Yeni Eflatuncu filozofların etkileri kuşaktan kuşağa yayılarak sürdü. Onların görüşlerinden etkilenen birçok kişi ve mezhep
oldu. Filozoflar bu akıma Tasavvuf, kendilerine de Sufi adını verdiler. Bazı kaynaklar Sufi kelimesinin, bu filozofların
giydiği kıyafetten doğduğunu öne sürmektedir. Ancak bu, hem zamanın en güçlü bilginleri olan filozofları küçük düşürmek hem
de Ezoterik öğretiyi küçümsemek için Sünni Müslümanlarca uydurulmuştur. Sufilerin isminin, Suf adı verilen giysiden geldiği
iddiası tamamen geçersizdir. Bugüne kadar hangi felsefi ekol, müridlerinin giydiği elbisenin adını almıştır?
Aksine Sufi kelimesi, bu düşünce akımının kaynağının Yunan felsefesi olduğunun, köklerinin Pisagor ve Eflatun’da
bulunduğunun delilidir. Yunanca’da Sofos kelimesi, Akıl-Hikmet veya Bilgelik anlamına gelmektedir. Aynı kökten gelen sufi
kelimesi de İskenderiye okulu yandaşlarınca, bu anlamları nedeniyle seçilmiştir (4). Bu arada, filozof ve felsefe sözcükleri
de aynı kökten türetilmiştir. Bu kelimeler, Yunancada sevgi ve güzellik anlamına gelen “Pilos” ile Sofos’un birleşiminden
doğmuştur. Diğer bir deyişle felsefe, akıl ve hikmetin önderliğindeki güzellik ve sevgidir.
Ayrıca Yunanistan’da, çok akıllı ve bilgili olduklarını göstermek için kendilerine “Sofistler” diyen bir grubun aslında çok
tutucu ve hatta bağnaz kişiler olması, bir başka kelimenin, “Sofuluğun” doğmasına yol açmıştır. Sofu, hemen her dinde aşırı
bağnazlara verilen ad olmuştur.
Mısır’da bu gelişmeler olur ve Sufilik tüm İslam alemine yayılırken, İran’da İslamiyet’e karşı bir başka tepki kaynağı
ortaya çıktı. O dönemde İran’da Zerdüşt inanırlarının yanısıra, Yuanna İnciline inanan ve “Sen Jan Babtist” Hristiyanları
denilen bir grup yaşıyordu (5). Müslüman istilacılar, kendilerine karşı çıkan İran kökenli grupların hepsine birden
“Hariciler” adını verdiler. İslama karşı gelenler anlamına gelen Hariciler, ve özellikle de Sen Jan Babtist Hristiyanları
zamanla İslamiyeti kabul eder göründülerse de, İran’da yayılan İsmaililiğin ve 10. yüzyılda ortaya çıkan Mutezile akımının
önde gelen bir kaynağı oldular.
Hariciler, İslamiyete inanır görünürlerse de, Muhammed’in kutsal kelam olduğunu, diğer bir deyişle İsa’nın bir yeniden
doğuşu olduğunu savunurlardı. Kutup yıldızını uhuliyetin simgesi olarak gören ve “Nubuka” adını verdikleri bir Tanrı
üçlemesine tapınan Hariciler Pisagor’un üçyüzler meclisini andırır şekilde, üçyüz rahipten oluşan ve “Ahyar” adı verilen bir
meclis tarafından yönetilirlerdi. Ahyar’ın içinden seçilen yedi kişilik hükümete de “Abrar” denilirdi.

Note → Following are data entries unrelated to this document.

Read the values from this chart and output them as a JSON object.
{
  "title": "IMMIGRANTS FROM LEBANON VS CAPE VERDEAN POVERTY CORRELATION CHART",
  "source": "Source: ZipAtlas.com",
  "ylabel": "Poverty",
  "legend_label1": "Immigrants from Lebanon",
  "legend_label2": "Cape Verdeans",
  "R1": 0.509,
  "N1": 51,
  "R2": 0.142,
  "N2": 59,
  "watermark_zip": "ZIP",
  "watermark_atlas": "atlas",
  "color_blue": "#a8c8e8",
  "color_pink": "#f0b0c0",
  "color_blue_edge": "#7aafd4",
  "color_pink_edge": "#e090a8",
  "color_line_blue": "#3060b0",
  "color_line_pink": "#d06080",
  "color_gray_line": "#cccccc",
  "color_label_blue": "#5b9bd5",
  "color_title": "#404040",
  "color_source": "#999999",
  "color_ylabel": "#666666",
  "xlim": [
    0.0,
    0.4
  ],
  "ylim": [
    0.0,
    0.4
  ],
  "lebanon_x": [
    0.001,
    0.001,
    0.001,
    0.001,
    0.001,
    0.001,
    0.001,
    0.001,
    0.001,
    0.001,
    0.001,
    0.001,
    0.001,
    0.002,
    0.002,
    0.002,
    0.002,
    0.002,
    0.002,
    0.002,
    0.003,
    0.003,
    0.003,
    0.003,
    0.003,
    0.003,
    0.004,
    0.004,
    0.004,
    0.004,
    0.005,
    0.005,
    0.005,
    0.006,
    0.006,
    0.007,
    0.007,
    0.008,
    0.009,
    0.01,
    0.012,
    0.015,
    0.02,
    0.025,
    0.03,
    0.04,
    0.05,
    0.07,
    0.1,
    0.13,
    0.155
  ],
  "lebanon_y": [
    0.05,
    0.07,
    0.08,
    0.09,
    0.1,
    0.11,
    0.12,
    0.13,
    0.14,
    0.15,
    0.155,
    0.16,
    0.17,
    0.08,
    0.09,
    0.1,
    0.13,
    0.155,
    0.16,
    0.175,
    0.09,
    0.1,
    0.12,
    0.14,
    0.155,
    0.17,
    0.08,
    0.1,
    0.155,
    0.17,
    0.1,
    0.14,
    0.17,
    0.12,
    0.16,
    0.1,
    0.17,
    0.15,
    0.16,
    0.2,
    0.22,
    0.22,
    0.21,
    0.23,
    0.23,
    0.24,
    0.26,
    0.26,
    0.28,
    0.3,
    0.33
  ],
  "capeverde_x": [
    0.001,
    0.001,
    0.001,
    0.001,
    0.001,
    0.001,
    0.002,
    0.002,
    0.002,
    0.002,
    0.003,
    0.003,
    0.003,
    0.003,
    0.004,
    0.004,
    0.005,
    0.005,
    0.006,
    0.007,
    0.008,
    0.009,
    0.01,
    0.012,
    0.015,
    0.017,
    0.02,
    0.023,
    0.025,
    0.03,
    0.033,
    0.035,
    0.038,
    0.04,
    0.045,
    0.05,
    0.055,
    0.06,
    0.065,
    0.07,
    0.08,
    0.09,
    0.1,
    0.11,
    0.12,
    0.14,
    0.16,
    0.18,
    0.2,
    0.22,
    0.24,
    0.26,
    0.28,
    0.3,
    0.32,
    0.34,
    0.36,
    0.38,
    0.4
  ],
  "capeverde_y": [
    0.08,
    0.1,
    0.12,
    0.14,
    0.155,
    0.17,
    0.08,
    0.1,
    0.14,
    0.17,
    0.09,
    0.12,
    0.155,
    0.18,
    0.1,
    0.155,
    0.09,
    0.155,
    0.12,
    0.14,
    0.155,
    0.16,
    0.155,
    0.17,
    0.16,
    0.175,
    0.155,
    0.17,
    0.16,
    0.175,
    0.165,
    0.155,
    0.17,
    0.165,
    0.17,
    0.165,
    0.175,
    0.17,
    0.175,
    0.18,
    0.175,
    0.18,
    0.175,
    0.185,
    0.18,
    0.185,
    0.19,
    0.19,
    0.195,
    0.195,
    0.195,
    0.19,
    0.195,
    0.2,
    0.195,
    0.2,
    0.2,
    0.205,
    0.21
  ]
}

Sufiler, Mısır’ın yanısıra Mezopotamya’da da son derece etkiliydiler. Eski Babil okulunu andırır biçimde Basra’da çok güçlü
bir sufi merkezi, “İhvan-ı Sefa” oluşmuştu (6). Gizli dernekler haline getirdikleri tarikatlarda biraraya gelen sufiler
Bağdat’da da aynı merkezi kurdular. Abbasiler döneminde Bağdat’ın İslam dünyasının başkenti haline gelmesi, sufiliğin de tüm
Müslüman dünyasında yaygınlaşmasına neden oldu. Sufi önde gelenlerinin üyesi bulunduğu Karamiler mezhebi (7), İskenderiye,
Kahire, Bağdat, Basra’nın yanısıra, Kudüs’de, Türkistan’ın birçok kentinde ve Gazze sultanlığının hemen her köşesinde tekke
kurdu. İslamiyetin katı ortodoks Sünni taraftarlarına karşı Sufiler son derece akılcı ve gizli bir savaş sürdürürken,
Sünnilerin karşısına açıkça çıkan Şii’ler bir süre sonra yenilmekten kurtulamadılar. Buna karşın, Emevilerin saltanatları
sırasında uyguladıkları baskı ve zulüm, zoraki müslümanların Sünnilere karşı nefretlerinin içten içe sürmesine neden
olmuştu. Bu nefret, İsmaili ve Fatimi ayaklanmaları ile doruk noktasına ulaştı.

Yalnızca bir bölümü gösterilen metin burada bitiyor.